A body falling from the event horizon $A$ has no momentum along the spatial dimension of $t$. Therefore this body is stationary inside and moves only in time along $r$ from $A$ to $B$. Due to the symmetry considerations, this body cannot gain a momentum along the spatial direction of $t$ during the fall. For this reason, a body falling from the event horizon would have the longest possible lifetime inside the horizon, as discussed above. While we call this movement "a free fall", in fact the body remains stationary in space.
A different body in a free fall from infinity or from any point outside would move outside the horizon along the geodesic from $C$ to $D$. Passed the point $D$ time diverges to infinity for an external observer.
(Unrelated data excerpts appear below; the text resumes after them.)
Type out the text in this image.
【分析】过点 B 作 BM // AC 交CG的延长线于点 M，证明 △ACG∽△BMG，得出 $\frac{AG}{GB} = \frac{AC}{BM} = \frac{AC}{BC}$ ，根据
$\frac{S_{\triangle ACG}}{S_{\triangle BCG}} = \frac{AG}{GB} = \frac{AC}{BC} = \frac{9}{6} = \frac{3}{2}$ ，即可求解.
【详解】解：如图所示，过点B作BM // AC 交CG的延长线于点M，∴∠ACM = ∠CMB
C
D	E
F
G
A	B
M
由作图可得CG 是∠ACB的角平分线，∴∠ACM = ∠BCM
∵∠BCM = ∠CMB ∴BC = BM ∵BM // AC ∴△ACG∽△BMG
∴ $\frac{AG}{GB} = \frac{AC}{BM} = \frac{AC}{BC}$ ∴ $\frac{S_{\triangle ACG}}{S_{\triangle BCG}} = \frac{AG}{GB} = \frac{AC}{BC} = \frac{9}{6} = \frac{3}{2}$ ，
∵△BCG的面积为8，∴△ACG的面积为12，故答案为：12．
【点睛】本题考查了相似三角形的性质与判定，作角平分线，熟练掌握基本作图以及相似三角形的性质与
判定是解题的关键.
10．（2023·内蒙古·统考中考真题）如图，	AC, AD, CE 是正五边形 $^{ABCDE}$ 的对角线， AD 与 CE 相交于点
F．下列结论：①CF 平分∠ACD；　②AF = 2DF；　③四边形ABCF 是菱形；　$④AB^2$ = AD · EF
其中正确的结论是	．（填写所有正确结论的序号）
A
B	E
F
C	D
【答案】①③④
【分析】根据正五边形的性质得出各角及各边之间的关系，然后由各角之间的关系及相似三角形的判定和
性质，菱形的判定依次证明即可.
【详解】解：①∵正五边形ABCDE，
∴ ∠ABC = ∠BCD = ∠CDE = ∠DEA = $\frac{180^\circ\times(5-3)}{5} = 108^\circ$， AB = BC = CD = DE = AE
After crossing the horizon, this body continues moving along the geodesic from $E$ to $F$ (see also the geodesic chart above). Because this body moves in space along the dimension of $t$, the body experiences a time dilation due to motion that shortens its total proper time inside the black hole.
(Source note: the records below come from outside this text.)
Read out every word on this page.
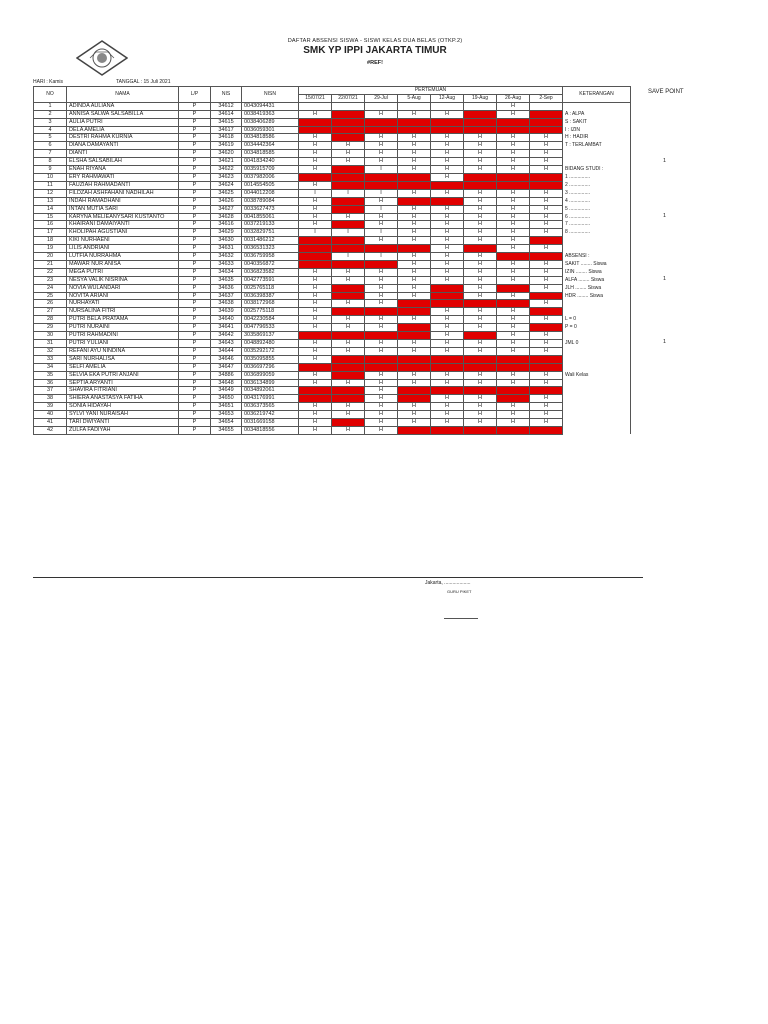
DAFTAR ABSENSI SISWA - SISWI KELAS DUA BELAS (OTKP.2)
SMK YP IPPI JAKARTA TIMUR
#REF!
HARI : Kamis	TANGGAL : 15 Juli 2021
SAVE POINT
NO	NAMA	L/P	NIS	NISN	PERTEMUAN								KETERANGAN
					15/07/21	22/07/21	29-Jul	5-Aug	12-Aug	19-Aug	26-Aug	2-Sep	
1	ADINDA AULIANA	P	34612	0043094431							H		
2	ANNISA SALWA SALSABILLA	P	34614	0038419363	H		H	H	H		H		A : ALPA
3	AULIA PUTRI	P	34615	0038406289									S : SAKIT
4	DELA AMELIA	P	34617	0036059301									I : IZIN
5	DESTRI RAHMA KURNIA	P	34618	0034818586	H		H	H	H	H	H	H	H : HADIR
6	DIANA DAMAYANTI	P	34619	0034442364	H	H	H	H	H	H	H	H	T : TERLAMBAT
7	DIANTI	P	34620	0034818585	H	H	H	H	H	H	H	H	
8	ELSHA SALSABILAH	P	34621	0041834240	H	H	H	H	H	H	H	H	
9	ENAH RIYANA	P	34622	0035915709	H		I	H	H	H	H	H	BIDANG STUDI :
10	ERY RAHMAWATI	P	34623	0037982006					H				1 ...............
11	FAUZIAH RAHMADANTI	P	34624	0014554505	H								2 ...............
12	FILDZAH ASHFAHANI NADHILAH	P	34625	0044012208	I	I	I	H	H	H	H	H	3 ...............
13	INDAH RAMADHANI	P	34626	0038789084	H		H			H	H	H	4 ...............
14	INTAN MUTIA SARI	P	34627	0033627473	H		I	H	H	H	H	H	5 ...............
15	KARYNA MELIEANYSARI KUSTANTO	P	34628	0041855061	H	H	H	H	H	H	H	H	6 ...............
16	KHAIRANI DAMAIYANTI	P	34616	0037219133	H		H	H	H	H	H	H	7 ...............
17	KHOLIPAH AGUSTIANI	P	34629	0032829751	I	I	I	H	H	H	H	H	8 ...............
18	KIKI NURHAENI	P	34630	0031486212			H	H	H	H	H		
19	LILIS ANDRIANI	P	34631	0036531323					H		H	H	
20	LUTFIA NURRAHMA	P	34632	0036759958		I	I	H	H	H			ABSENSI :
21	MAWAR NUR ANISA	P	34633	0040356872				H	H	H	H	H	SAKIT ........ Siswa
22	MEGA PUTRI	P	34634	0036823582	H	H	H	H	H	H	H	H	IZIN ........ Siswa
23	NESYA VALIK NISRINA	P	34635	0042773591	H	H	H	H	H	H	H	H	ALFA ........ Siswa
24	NOVIA WULANDARI	P	34636	0025765118	H		H	H		H		H	JLH ........ Siswa
25	NOVITA ARIANI	P	34637	0036398387	H		H	H		H	H		HDR ........ Siswa
26	NURHAYATI	P	34638	0038172968	H	H	H					H	
27	NURSALINA FITRI	P	34639	0025775118	H				H	H	H		
28	PUTRI BELA PRATAMA	P	34640	0042230584	H	H	H	H	H	H	H	H	L = 0
29	PUTRI NURAINI	P	34641	0047796533	H	H	H		H	H	H		P = 0
30	PUTRI RAHMADINI	P	34642	3035869137					H		H	H	
31	PUTRI YULIANI	P	34643	0048892480	H	H	H	H	H	H	H	H	JML 0
32	REFANI AYU NINDINA	P	34644	0035292172	H	H	H	H	H	H	H	H	
33	SARI NURHALISA	P	34646	0035095855	H								
34	SELFI AMELIA	P	34647	0036697296									
35	SELVIA EKA PUTRI ANJANI	P	34886	0036899059	H		H	H	H	H	H	H	Wali Kelas
36	SEPTIA ARYANTI	P	34648	0036134899	H	H	H	H	H	H	H	H	
37	SHAVIRA FITRIANI	P	34649	0034892061			H						
38	SHIERA ANASTASYA FATIHA	P	34650	0043176991			H		H	H		H	
39	SONIA HIDAYAH	P	34651	0036373565	H	H	H	H	H	H	H	H	
40	SYLVI YANI NURAISAH	P	34653	0036219742	H	H	H	H	H	H	H	H	
41	TARI DWIYANTI	P	34654	0031669158	H		H	H	H	H	H	H	
42	ZULFA FADIYAH	P	34655	0034818556	H	H	H						
1
1
1
1
Jakarta, ...................
GURU PIKET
To extend the proper time, the movement along $t$ must be decelerated and stopped, as shown at $G$. After that the body is stationary with no movement in space along $t$ while moving only in time along $r$ from $G$ to $H$. Obviously, provided the deceleration time is negligible, the lifetime of this body is maximized as discussed earlier.